Professor Richard Bales: Leader in Proust studies

Richard Martin Bales, French scholar: born London 21 June 1946; Lecturer in French, Queen's University Belfast 1973-90, Reader in French 1990-96, Professor of Modern French Literature 1996-2007; died Belfast 17 December 2007

Richard Bales was an inspirational university teacher of French at Queen's University Belfast and a researcher who enjoyed an international reputation in the field of Proust studies. A member of the prestigious Equipe Proust in Paris working on the transcription of Proust's manuscripts, he bridged the research communities in his field in France, the United Kingdom and Ireland, bringing scholars together in a generous, inclusive and unfussy way. He was to have been the keynote speaker at an international conference on Proust at London University, which got under way on the day of his death.

Born in Wimbledon a year after the Second World War (his father had served for much of the war in North Africa) Bales studied at Reigate Grammar School in Surrey before going on to Exeter University, where he took a BA in French and German. After a year's postgraduate study at the University of Kansas, where he wrote a thesis on the late 19th-century composer and contemporary of Marcel Proust, Reynaldo Hahn, he moved to King's College, London. There, under the expert supervision of Professor John Cocking, he completed a PhD on medieval influences and resonances in the work of Marcel Proust.

Bales was to go on to publish several books on Proust, his first, the critically acclaimed Proust and the Middle Ages (1975), becoming a standard work of reference in Proust studies. A second book, Bricquebec: prototype d' "A l'ombre des jeunes filles en fleurs" (1989), published by Oxford University Press, delivered a painstaking and lucid case-study of the French novelist's notoriously complex methods of composition. And in his editing of The Cambridge Companion to Proust (2001) he astutely brought together the work of leading contributors in the field.

Here, as with another collective volume, Challenges of Translation in French Literature: studies and poems in honour of Peter Broome (2005), his editorial style was characteristically consensual, a reflection of his manner more generally which was collegial and wholly unaffected. In the broader field of French literature, he was the author of Persuasion in the French Personal Novel (1996), which explored 19th-century French prose fiction.

For generations of students of French at Queen's, Belfast, where he began his academic career in 1973 after a brief spell at the University of Paris (Nanterre), he was an institution in himself. Convivial and shunning formality, he conveyed to his students and colleagues an infectious enthusiasm for literature, painting, music and architecture. In a memorable professorial inaugural lecture, he delivered a rallying cry for the power of literature and the arts generally.

Beyond the remit of his professional academic work, Bales continued to be drawn to subjects that were weighty and complex. A deeply knowledgeable aficionado of the works of Wagner and Bruckner, he also studiously sought out the recondite in the classical music repertory. Yet if these high cultural tastes were fervently cultivated, they never confined him to the ivory tower.

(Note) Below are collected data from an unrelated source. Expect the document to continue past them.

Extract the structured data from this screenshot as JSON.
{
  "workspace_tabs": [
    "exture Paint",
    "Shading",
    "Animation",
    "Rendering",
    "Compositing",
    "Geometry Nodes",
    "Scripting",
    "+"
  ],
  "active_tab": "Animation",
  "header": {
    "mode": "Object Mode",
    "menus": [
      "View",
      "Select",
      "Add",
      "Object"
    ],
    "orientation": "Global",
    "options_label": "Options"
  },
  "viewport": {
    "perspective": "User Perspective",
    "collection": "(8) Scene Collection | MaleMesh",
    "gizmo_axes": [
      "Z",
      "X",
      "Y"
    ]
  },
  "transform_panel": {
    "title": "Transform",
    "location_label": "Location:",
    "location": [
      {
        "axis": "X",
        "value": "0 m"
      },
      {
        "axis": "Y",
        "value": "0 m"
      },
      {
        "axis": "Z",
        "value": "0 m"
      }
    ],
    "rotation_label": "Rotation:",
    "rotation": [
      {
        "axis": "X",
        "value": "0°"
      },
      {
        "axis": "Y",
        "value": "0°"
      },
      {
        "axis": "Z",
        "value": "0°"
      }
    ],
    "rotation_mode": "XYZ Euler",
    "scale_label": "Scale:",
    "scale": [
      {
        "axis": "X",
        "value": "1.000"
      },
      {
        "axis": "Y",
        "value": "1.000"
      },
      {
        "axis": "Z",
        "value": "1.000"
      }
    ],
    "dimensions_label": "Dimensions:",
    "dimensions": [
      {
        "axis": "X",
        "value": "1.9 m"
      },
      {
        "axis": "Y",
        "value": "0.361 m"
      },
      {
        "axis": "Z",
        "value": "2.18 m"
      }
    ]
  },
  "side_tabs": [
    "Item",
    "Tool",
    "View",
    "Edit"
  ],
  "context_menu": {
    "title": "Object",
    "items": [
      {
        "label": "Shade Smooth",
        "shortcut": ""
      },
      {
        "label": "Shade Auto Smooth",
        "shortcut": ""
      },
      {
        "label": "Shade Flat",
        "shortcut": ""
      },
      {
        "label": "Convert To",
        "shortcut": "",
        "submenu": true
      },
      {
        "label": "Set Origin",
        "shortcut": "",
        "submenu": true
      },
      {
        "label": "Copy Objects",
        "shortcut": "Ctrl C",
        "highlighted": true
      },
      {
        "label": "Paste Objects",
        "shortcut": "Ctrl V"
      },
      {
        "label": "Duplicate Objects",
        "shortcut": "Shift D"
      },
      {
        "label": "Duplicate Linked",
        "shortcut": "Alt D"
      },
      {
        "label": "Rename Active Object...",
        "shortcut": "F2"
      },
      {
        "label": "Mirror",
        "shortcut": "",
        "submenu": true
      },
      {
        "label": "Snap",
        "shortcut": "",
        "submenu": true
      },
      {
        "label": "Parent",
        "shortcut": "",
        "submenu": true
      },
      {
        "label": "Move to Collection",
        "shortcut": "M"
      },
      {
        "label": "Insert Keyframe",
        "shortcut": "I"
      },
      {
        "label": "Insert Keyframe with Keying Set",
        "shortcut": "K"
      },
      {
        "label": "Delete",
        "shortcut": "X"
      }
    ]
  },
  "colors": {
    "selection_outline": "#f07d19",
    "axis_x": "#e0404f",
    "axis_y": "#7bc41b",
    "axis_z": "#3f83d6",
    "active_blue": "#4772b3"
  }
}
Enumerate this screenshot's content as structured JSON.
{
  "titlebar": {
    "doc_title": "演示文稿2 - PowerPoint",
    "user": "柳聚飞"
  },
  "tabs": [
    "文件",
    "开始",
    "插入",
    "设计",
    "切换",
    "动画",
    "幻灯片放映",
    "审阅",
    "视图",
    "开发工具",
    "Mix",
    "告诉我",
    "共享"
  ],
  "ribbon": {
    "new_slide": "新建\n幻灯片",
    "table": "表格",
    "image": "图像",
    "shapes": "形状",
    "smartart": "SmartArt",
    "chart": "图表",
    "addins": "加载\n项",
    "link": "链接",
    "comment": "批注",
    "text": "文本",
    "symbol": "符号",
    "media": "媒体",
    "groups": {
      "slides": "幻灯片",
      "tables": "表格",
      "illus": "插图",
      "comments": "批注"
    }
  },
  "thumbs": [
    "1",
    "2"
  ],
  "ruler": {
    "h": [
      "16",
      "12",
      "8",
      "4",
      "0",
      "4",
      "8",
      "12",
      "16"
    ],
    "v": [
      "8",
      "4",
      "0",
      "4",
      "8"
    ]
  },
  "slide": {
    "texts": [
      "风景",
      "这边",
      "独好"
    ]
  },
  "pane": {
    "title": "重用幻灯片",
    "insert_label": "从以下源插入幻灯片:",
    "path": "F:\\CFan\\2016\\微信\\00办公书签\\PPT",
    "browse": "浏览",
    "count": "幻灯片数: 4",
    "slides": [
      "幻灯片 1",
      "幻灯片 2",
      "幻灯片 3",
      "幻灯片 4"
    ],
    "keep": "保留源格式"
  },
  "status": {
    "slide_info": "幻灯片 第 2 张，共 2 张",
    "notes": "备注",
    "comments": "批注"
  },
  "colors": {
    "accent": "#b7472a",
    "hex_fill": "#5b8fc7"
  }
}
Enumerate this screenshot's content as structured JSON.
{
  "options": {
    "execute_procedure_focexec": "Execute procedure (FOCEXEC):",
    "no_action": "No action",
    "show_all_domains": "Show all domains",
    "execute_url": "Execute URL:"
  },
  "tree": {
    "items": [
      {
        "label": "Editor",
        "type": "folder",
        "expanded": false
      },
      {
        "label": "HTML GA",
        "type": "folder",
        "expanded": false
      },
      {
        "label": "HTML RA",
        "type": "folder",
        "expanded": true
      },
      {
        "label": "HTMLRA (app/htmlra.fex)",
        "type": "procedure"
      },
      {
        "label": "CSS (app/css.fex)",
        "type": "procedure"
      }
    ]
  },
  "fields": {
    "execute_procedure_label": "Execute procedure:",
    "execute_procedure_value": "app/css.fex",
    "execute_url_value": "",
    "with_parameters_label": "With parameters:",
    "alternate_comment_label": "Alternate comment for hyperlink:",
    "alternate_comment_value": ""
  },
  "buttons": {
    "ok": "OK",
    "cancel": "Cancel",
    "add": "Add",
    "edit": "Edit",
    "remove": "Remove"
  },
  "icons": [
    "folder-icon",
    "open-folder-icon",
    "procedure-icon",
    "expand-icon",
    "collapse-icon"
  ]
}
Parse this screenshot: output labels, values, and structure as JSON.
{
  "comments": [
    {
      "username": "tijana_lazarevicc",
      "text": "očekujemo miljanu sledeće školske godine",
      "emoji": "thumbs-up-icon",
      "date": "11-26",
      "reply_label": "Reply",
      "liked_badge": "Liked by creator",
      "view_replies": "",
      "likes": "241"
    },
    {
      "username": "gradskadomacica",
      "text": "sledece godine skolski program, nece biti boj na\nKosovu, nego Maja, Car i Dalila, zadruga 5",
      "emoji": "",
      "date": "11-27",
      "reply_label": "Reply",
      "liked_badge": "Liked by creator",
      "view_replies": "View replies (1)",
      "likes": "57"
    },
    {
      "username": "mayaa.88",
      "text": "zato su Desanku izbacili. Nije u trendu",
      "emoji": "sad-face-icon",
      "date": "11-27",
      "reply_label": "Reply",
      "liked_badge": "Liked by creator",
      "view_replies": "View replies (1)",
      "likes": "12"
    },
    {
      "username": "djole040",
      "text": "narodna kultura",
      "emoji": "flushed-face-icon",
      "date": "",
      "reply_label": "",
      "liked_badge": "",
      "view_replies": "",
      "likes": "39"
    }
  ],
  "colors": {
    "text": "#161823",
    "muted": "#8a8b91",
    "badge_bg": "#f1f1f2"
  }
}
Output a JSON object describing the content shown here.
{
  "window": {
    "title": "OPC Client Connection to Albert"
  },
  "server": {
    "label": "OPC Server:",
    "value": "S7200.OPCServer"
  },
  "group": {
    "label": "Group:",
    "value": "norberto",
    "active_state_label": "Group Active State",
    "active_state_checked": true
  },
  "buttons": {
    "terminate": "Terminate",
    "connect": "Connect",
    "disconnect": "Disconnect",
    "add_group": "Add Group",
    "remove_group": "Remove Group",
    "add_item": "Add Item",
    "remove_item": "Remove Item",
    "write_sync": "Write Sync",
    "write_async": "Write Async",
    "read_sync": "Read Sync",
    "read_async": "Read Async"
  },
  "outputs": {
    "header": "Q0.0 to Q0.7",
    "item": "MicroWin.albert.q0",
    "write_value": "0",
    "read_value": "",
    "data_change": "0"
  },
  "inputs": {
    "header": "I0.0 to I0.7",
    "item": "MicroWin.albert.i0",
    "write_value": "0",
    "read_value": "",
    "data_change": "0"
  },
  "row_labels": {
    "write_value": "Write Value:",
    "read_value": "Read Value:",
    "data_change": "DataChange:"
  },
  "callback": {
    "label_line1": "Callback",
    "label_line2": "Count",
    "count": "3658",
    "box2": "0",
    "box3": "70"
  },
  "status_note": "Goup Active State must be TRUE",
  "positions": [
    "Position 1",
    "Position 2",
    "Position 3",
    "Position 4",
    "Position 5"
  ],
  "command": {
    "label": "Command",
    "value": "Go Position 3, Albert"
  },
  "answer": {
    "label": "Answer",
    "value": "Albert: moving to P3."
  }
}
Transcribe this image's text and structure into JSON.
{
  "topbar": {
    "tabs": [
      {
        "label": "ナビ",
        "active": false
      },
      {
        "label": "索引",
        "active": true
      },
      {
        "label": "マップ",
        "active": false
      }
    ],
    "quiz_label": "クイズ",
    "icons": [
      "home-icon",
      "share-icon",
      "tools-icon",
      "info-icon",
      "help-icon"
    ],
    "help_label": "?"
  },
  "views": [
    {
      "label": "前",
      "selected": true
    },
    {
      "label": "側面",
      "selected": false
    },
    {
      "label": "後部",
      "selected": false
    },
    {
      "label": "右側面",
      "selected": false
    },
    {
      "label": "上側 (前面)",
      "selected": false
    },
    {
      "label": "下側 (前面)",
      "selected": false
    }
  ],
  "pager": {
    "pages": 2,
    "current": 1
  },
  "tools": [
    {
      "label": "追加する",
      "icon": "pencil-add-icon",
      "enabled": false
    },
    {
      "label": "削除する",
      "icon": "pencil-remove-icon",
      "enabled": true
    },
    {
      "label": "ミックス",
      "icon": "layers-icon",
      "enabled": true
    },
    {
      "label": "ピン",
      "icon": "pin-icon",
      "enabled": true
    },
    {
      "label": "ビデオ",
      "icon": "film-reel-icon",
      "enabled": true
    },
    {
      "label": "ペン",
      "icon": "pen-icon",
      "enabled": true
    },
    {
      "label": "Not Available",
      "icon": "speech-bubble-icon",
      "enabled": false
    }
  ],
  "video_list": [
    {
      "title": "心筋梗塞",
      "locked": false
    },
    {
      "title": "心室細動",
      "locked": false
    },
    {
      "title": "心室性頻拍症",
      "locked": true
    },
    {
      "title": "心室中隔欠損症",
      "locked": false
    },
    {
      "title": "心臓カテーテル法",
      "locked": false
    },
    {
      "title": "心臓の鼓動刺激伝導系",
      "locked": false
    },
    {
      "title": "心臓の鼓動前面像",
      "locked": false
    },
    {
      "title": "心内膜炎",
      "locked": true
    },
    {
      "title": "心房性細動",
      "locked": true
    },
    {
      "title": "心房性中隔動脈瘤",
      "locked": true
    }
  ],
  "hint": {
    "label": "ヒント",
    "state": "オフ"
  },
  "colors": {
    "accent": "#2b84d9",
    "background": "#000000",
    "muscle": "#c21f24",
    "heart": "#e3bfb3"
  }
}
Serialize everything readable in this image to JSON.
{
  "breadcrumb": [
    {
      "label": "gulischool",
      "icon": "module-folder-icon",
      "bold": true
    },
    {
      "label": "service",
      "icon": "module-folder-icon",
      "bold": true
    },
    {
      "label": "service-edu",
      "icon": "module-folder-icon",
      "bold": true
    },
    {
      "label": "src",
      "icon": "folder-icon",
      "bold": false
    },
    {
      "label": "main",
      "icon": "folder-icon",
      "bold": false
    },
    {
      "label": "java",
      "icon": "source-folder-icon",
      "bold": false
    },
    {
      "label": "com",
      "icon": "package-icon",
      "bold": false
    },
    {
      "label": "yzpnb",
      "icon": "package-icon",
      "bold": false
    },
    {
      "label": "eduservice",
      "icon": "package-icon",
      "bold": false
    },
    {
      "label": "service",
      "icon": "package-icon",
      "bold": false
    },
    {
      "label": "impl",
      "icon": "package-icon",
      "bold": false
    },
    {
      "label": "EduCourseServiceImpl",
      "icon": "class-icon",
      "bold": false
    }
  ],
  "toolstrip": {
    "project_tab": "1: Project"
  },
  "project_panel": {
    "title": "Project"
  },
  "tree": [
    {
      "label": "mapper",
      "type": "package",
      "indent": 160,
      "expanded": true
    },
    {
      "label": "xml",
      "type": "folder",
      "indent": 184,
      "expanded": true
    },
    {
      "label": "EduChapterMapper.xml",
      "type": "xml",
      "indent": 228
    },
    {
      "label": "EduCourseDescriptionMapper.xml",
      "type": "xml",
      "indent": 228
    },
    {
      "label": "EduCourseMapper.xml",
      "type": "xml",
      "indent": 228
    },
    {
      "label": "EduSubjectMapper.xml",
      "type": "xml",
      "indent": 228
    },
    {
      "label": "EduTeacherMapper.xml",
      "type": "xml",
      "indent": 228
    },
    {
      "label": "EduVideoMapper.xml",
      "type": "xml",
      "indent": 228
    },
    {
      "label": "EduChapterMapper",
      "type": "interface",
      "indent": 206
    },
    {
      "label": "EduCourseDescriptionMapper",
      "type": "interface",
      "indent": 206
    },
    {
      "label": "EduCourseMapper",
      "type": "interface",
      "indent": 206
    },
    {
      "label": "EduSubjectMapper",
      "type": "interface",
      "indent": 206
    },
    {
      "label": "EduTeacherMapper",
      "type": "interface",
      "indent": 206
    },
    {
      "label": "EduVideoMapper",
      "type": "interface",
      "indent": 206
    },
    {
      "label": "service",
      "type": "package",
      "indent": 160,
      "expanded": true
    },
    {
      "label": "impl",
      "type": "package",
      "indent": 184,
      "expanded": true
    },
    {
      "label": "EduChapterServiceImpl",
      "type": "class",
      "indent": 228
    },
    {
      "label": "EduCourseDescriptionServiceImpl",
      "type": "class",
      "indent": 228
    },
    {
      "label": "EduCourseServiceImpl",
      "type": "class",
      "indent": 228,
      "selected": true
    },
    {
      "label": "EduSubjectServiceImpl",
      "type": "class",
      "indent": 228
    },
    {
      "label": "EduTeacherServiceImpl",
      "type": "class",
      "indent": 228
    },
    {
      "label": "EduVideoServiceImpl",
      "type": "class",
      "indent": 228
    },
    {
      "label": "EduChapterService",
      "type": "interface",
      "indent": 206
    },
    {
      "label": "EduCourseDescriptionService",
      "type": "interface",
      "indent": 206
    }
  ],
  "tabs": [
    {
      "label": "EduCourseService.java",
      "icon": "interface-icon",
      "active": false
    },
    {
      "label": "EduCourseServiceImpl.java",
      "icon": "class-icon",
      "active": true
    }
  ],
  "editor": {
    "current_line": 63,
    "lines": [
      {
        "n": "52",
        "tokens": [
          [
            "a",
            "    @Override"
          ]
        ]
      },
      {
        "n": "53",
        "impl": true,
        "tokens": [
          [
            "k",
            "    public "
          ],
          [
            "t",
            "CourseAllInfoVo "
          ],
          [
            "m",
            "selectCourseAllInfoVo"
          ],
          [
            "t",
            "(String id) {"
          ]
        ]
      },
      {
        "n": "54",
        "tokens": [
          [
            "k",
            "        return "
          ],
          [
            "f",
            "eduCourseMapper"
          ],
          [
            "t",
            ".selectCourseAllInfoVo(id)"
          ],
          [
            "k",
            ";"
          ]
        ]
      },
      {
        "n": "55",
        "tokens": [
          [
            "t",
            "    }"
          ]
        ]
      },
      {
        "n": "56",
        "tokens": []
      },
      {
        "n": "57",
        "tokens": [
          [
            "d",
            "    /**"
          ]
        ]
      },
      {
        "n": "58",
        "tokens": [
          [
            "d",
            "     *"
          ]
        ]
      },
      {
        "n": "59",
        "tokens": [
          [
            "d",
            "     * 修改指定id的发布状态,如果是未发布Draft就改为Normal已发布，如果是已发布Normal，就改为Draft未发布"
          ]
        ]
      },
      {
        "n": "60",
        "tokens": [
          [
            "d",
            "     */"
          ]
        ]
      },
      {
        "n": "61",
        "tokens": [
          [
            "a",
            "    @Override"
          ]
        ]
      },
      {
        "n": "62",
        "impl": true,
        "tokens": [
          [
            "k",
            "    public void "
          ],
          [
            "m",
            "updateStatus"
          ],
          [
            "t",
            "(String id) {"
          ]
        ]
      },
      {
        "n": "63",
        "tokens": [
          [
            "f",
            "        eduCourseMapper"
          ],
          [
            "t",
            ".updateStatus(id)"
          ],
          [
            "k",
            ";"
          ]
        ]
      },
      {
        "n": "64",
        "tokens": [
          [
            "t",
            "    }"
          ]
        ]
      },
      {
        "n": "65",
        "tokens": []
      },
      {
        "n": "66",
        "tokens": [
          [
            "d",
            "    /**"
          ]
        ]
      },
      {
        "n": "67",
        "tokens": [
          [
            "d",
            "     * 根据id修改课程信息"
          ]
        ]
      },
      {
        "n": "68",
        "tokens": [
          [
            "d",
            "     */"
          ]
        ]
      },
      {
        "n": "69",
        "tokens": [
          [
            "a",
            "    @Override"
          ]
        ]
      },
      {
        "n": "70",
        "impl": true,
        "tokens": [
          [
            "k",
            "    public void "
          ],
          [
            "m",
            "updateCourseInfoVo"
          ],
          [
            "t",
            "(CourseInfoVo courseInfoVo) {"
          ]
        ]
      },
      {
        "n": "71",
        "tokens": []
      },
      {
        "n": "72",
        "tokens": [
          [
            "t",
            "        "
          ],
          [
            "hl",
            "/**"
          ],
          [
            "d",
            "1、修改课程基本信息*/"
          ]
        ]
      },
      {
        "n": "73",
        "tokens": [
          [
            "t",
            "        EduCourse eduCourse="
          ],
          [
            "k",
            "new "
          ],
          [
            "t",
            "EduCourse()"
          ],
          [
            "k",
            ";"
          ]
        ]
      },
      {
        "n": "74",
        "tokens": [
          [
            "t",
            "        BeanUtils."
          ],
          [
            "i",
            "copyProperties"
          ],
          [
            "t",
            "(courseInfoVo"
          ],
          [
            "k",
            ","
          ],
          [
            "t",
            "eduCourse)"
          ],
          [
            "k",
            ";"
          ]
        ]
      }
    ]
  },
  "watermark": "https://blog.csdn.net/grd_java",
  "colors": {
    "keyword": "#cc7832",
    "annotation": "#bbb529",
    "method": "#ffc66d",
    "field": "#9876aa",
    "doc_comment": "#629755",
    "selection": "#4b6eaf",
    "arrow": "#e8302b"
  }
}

He loved Paris, welcomed his friends there, had an encyclopaedic knowledge of the city and its streets, and indulged the pleasures of the unobtrusive but always observant flneur. The voluminous tomes of the French national railway timetable that were invariably to hand in his Paris flat allowed him to plot his annual series of summer day-excursions to every corner of the country. His knowledge of its cathedrals, regional museums and architecture and indeed of the French and other national rail networks was unsurpassed. (He once told a bemused friend who had travelled in blissful ignorance through a deserted Limerick Junction station that it had one of the most intricate rail layouts you could find.)

With an acute eye for detail and his wide-ranging knowledge of art, he was a regular winner of the champagne prize that came with The Independent's weekly painting competition. He was the antithesis of narrow conventionalism and his tastes were eclectic: he enthused about Belgian literature (writing on the Symbolist Georges Rodenbach and others), cuisine and art nouveau, loved Romania, and delighted in anything that improved public transport schemes, including Mayor Bertrand Delanoë's recently introduced bicycle-hire scheme in Paris.

For his retirement, which he did not live to see, he had planned, among many other things, a typically unspectacular literary pilgrimage to the East End of London in search of the urban itinerary so movingly described in Austerlitz, the work of the contemporary German novelist W.G. Sebald, whose merits he so perceptively and passionately identified.